Entendeu o Tribunal Mineiro que o município de Piedade dos Gerais/MG não é parte passiva legítima porque:
a) compete ao município de domicílio da paciente assegurar o seu direito à saúde;
b) a titular do direito material substituída pelo Parquet encontra-se interditada, de modo que o seu domicílio coincide com o domicílio da sua curadora, que reside no município de João Pinheiro/MG;
c) inobstante a notícia de incapacidade superveniente da curadora, até que advenha decisão judicial nomeando curador provisório, o domicílio da interditada continua sendo o mesmo da curadora nomeada e não exonerada.
Eis a ementa do referido julgado:
EMENTA: AGRAVO DE INSTRUMENTO – AÇÃO CIVIL PÚBLICA – DIREITO À SAÚDE – ACOLHIMENTO DE PACIENTE PSIQUIÁTRICO – RESPONSABILIDADE DO MUNICÍPIO DE DOMICÍLIO DO PACIENTE – PACIENTE INTERDITADO – DOMICÍLIO NECESSÁRIO DO CURADOR – INCAPACIDADE SUPERVENIENTE DO CURADOR – NOMEAÇÃO DE CURADOR PROVISÓRIO – PENDÊNCIA – PRELIMINAR DE ILEGITIMIDADE PASSIVA ACOLHIDA – ATRIBUIÇÃO DE EFEITO TRANSLATIVO AO AGRAVO – EXTINÇÃO DO FEITO SEM RESOLUÇÃO DO MÉRITO. 1. O acolhimento de paciente psiquiátrico é responsabilidade do município de domicílio do paciente. 2. O interditado tem domicílio necessário que coincide com o domicílio do seu curador. 3. Ainda que sobrevenha a incapacidade fática do curador, na pendência de nomeação de curador provisório o domicílio do curatelado permanece o mesmo do curador nomeado e não exonerado. 4. Constatada a ilegitimidade passiva do município e não sendo o caso de emenda da inicial nos termos do artigo 338 do CPC, deve ser aplicado ao agravo de instrumento o efeito translativo para extinguir o feito, sem apreciação do mérito. (TJMG – Agravo de Instrumento-Cv 1.0000.23.097338-0/001, Relator(a): Des.(a) Maria Cristina Cunha Carvalhais, 2ª CÂMARA CÍVEL, julgamento em 26/03/2024, publicação da súmula em 02/04/2024).
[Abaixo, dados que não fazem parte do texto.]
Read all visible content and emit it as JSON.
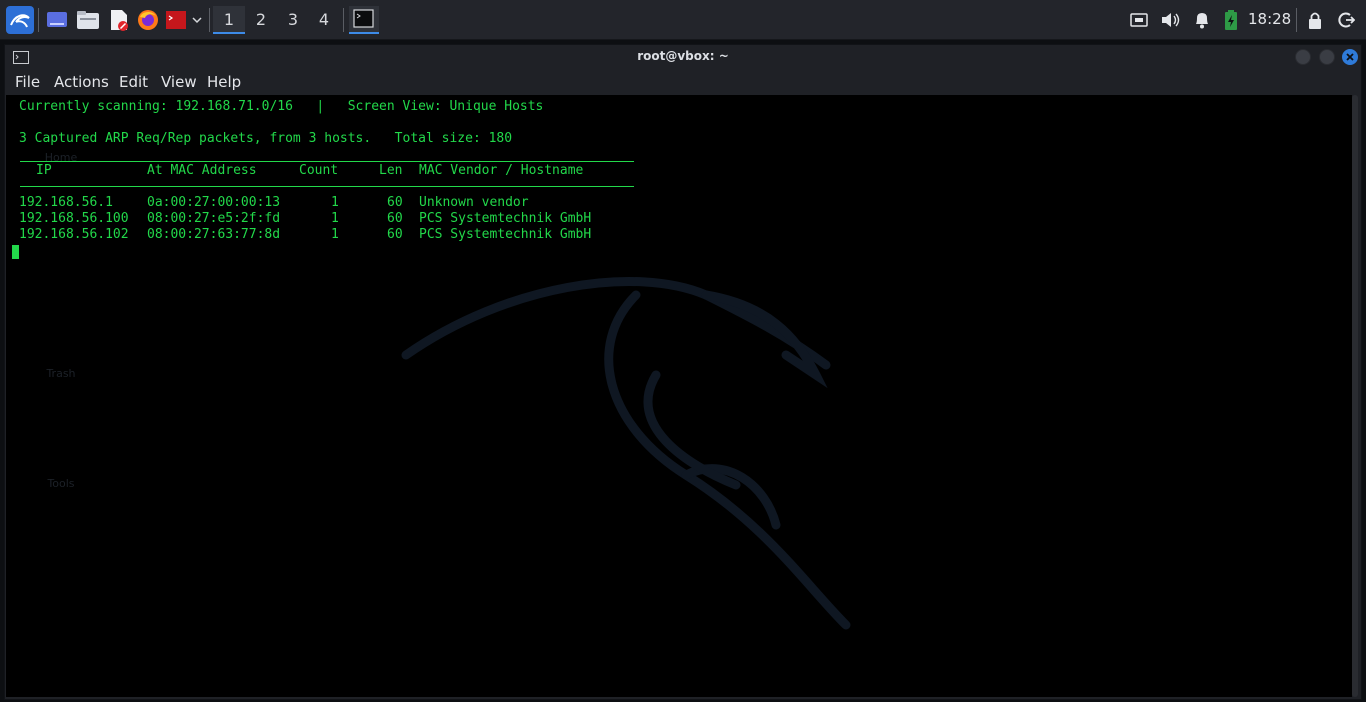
{
  "panel": {
    "workspaces": [
      "1",
      "2",
      "3",
      "4"
    ],
    "active_workspace": "1",
    "clock": "18:28"
  },
  "window": {
    "title": "root@vbox: ~",
    "menu": [
      "File",
      "Actions",
      "Edit",
      "View",
      "Help"
    ]
  },
  "terminal": {
    "status_line": "Currently scanning: 192.168.71.0/16   |   Screen View: Unique Hosts",
    "summary_line": "3 Captured ARP Req/Rep packets, from 3 hosts.   Total size: 180",
    "columns": [
      "IP",
      "At MAC Address",
      "Count",
      "Len",
      "MAC Vendor / Hostname"
    ],
    "rows": [
      {
        "ip": "192.168.56.1",
        "mac": "0a:00:27:00:00:13",
        "count": "1",
        "len": "60",
        "vendor": "Unknown vendor"
      },
      {
        "ip": "192.168.56.100",
        "mac": "08:00:27:e5:2f:fd",
        "count": "1",
        "len": "60",
        "vendor": "PCS Systemtechnik GmbH"
      },
      {
        "ip": "192.168.56.102",
        "mac": "08:00:27:63:77:8d",
        "count": "1",
        "len": "60",
        "vendor": "PCS Systemtechnik GmbH"
      }
    ]
  },
  "colors": {
    "terminal_text": "#22d84a",
    "accent": "#3d8be8",
    "panel_bg": "#23252b"
  }
}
No caso apreciado pelo Tribunal de Justiça do Estado de Minas Gerais, o Ministério Público Estadual ajuizou ação pleiteando a internação de pessoa absolutamente incapaz em hospital psiquiátrico às custas do município de Piedade dos Gerais/MG.
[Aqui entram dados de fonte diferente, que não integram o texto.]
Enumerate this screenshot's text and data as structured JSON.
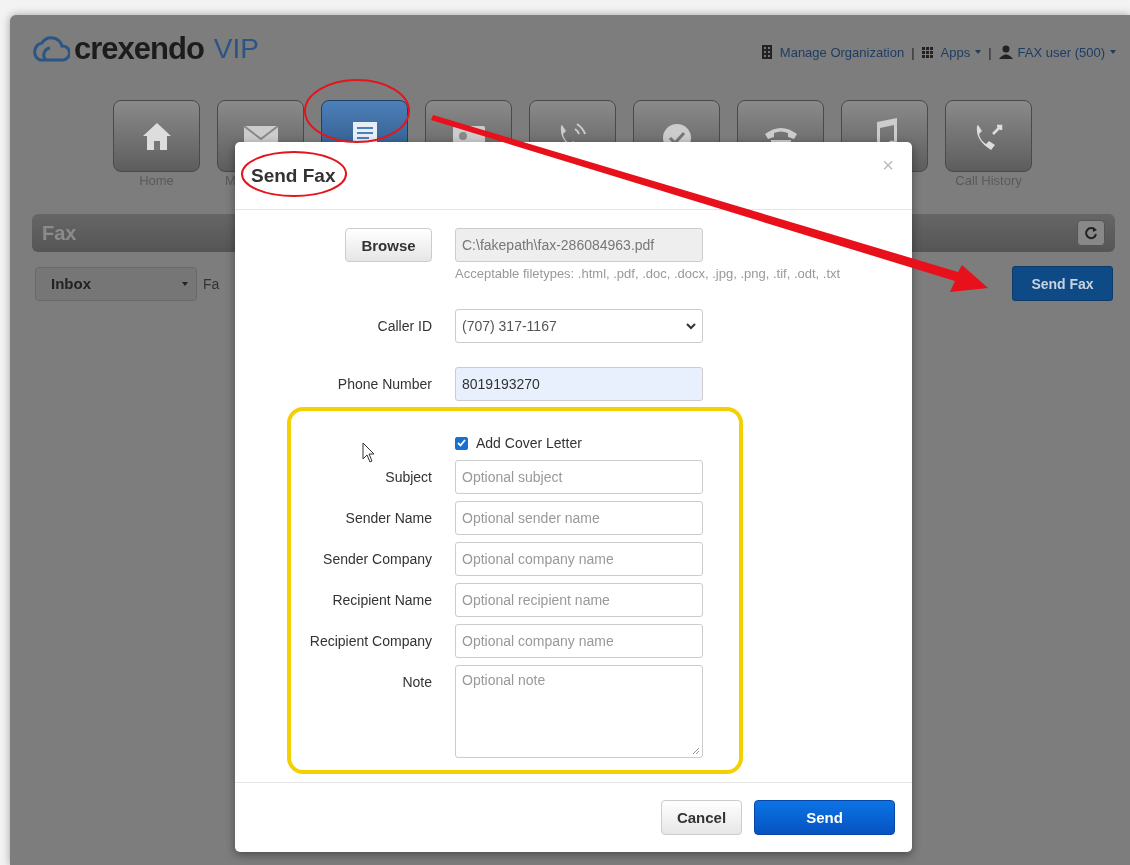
{
  "header": {
    "logo": "crexendo",
    "logo_suffix": "VIP",
    "separator": "|",
    "links": [
      {
        "label": "Manage Organization",
        "dropdown": false
      },
      {
        "label": "Apps",
        "dropdown": true
      },
      {
        "label": "FAX user (500)",
        "dropdown": true
      }
    ]
  },
  "nav_tiles": [
    {
      "label": "Home",
      "selected": false
    },
    {
      "label": "M",
      "selected": false
    },
    {
      "selected": true
    },
    {
      "selected": false
    },
    {
      "selected": false
    },
    {
      "selected": false
    },
    {
      "selected": false
    },
    {
      "selected": false
    },
    {
      "label": "Call History",
      "selected": false
    }
  ],
  "page": {
    "title": "Fax",
    "folder": "Inbox",
    "fragment": "Fa",
    "send_button": "Send Fax"
  },
  "modal": {
    "title": "Send Fax",
    "close": "×",
    "browse_button": "Browse",
    "file": "C:\\fakepath\\fax-286084963.pdf",
    "hint": "Acceptable filetypes: .html, .pdf, .doc, .docx, .jpg, .png, .tif, .odt, .txt",
    "caller_id": {
      "label": "Caller ID",
      "value": "(707) 317-1167"
    },
    "phone": {
      "label": "Phone Number",
      "value": "8019193270"
    },
    "cover_letter": {
      "label": "Add Cover Letter",
      "checked": true
    },
    "fields": [
      {
        "label": "Subject",
        "placeholder": "Optional subject",
        "kind": "input"
      },
      {
        "label": "Sender Name",
        "placeholder": "Optional sender name",
        "kind": "input"
      },
      {
        "label": "Sender Company",
        "placeholder": "Optional company name",
        "kind": "input"
      },
      {
        "label": "Recipient Name",
        "placeholder": "Optional recipient name",
        "kind": "input"
      },
      {
        "label": "Recipient Company",
        "placeholder": "Optional company name",
        "kind": "input"
      },
      {
        "label": "Note",
        "placeholder": "Optional note",
        "kind": "textarea"
      }
    ],
    "cancel_button": "Cancel",
    "send_button": "Send"
  }
}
O requerido alegou sua ilegitimidade passiva ao argumento de que a obrigação de assegurar o direito à saúde é do ente municipal de domicílio da paciente que, no caso, tinha domicílio legal em João Pinheiro/MG.
A alegação do município réu tem fundamento no parágrafo único do artigo 76 do Código Civil, visto que a substituída pelo Parquet é interditada e sua curadora reside em João Pinheiro/MG.
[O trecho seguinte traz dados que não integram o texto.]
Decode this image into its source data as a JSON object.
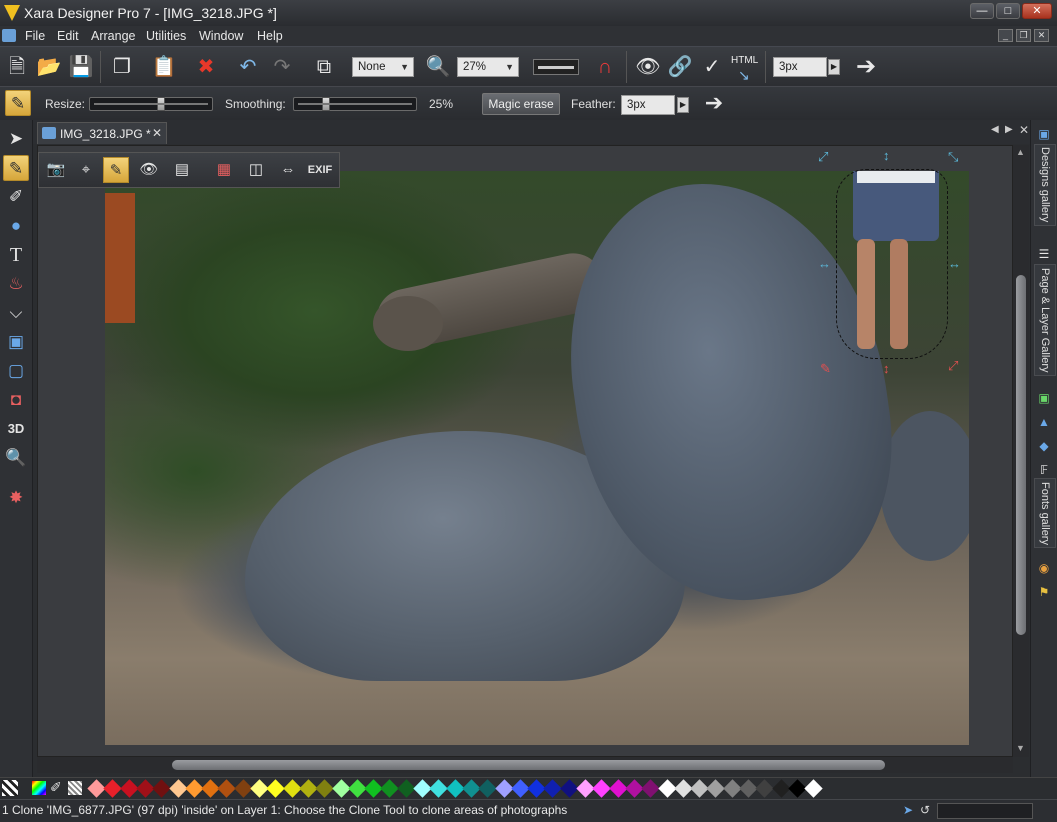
{
  "window": {
    "title": "Xara Designer Pro 7 - [IMG_3218.JPG *]"
  },
  "menu": [
    {
      "id": "file",
      "label": "File"
    },
    {
      "id": "edit",
      "label": "Edit"
    },
    {
      "id": "arrange",
      "label": "Arrange"
    },
    {
      "id": "utilities",
      "label": "Utilities"
    },
    {
      "id": "window",
      "label": "Window"
    },
    {
      "id": "help",
      "label": "Help"
    }
  ],
  "toolbar": {
    "quality_value": "None",
    "zoom_value": "27%",
    "html_label": "HTML",
    "line_width_value": "3px"
  },
  "infobar": {
    "resize_label": "Resize:",
    "smoothing_label": "Smoothing:",
    "smoothing_value": "25%",
    "magic_erase_label": "Magic erase",
    "feather_label": "Feather:",
    "feather_value": "3px",
    "resize_level": 0.6,
    "smoothing_level": 0.25
  },
  "document_tab": {
    "label": "IMG_3218.JPG *"
  },
  "photo_toolbar": {
    "exif_label": "EXIF"
  },
  "galleries": [
    {
      "id": "designs",
      "label": "Designs gallery"
    },
    {
      "id": "page-layer",
      "label": "Page & Layer Gallery"
    },
    {
      "id": "fonts",
      "label": "Fonts gallery"
    }
  ],
  "palette": [
    "#ff9a9a",
    "#e8202a",
    "#c81020",
    "#a01018",
    "#701010",
    "#ffc890",
    "#ff9a30",
    "#e07010",
    "#b05010",
    "#804010",
    "#ffff80",
    "#ffff20",
    "#e0e010",
    "#b0b010",
    "#808010",
    "#a0ffa0",
    "#40e040",
    "#10c020",
    "#109020",
    "#106020",
    "#a0ffff",
    "#40e0e0",
    "#10c0c0",
    "#109090",
    "#106060",
    "#a0a0ff",
    "#4060ff",
    "#1030e0",
    "#1020b0",
    "#101080",
    "#ffa0ff",
    "#ff40ff",
    "#e010d0",
    "#b010a0",
    "#801070",
    "#ffffff",
    "#e0e0e0",
    "#c0c0c0",
    "#a0a0a0",
    "#808080",
    "#606060",
    "#404040",
    "#202020",
    "#000000",
    "#ffffff"
  ],
  "status": {
    "text": "1 Clone 'IMG_6877.JPG' (97 dpi) 'inside' on Layer 1: Choose the Clone Tool to clone areas of photographs"
  }
}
Embora tenha sido observada pelo Tribunal Mineiro a superveniente incapacidade da curadora da substituída, entendeu a Turma Julgadora que situações fáticas não podem alterar a curatela, a qual somente se modifica por decisão judicial.
Assim, no intervalo entre o apontamento da incapacidade da curadora e a nomeação de novo curador (provisório ou definitivo), o domicílio da curatelada continua sendo definido pelo domicílio da curadora nomeada e não exonerada do encargo.
O julgado demonstra, mais uma vez, que nem todas as circunstâncias da vida podem ser abarcadas pelo direito positivo, cabendo ao aplicador do direito interpretar o texto geral e abstrato da lei a fim de conformar-lhe ao caso concreto que pretende solucionar.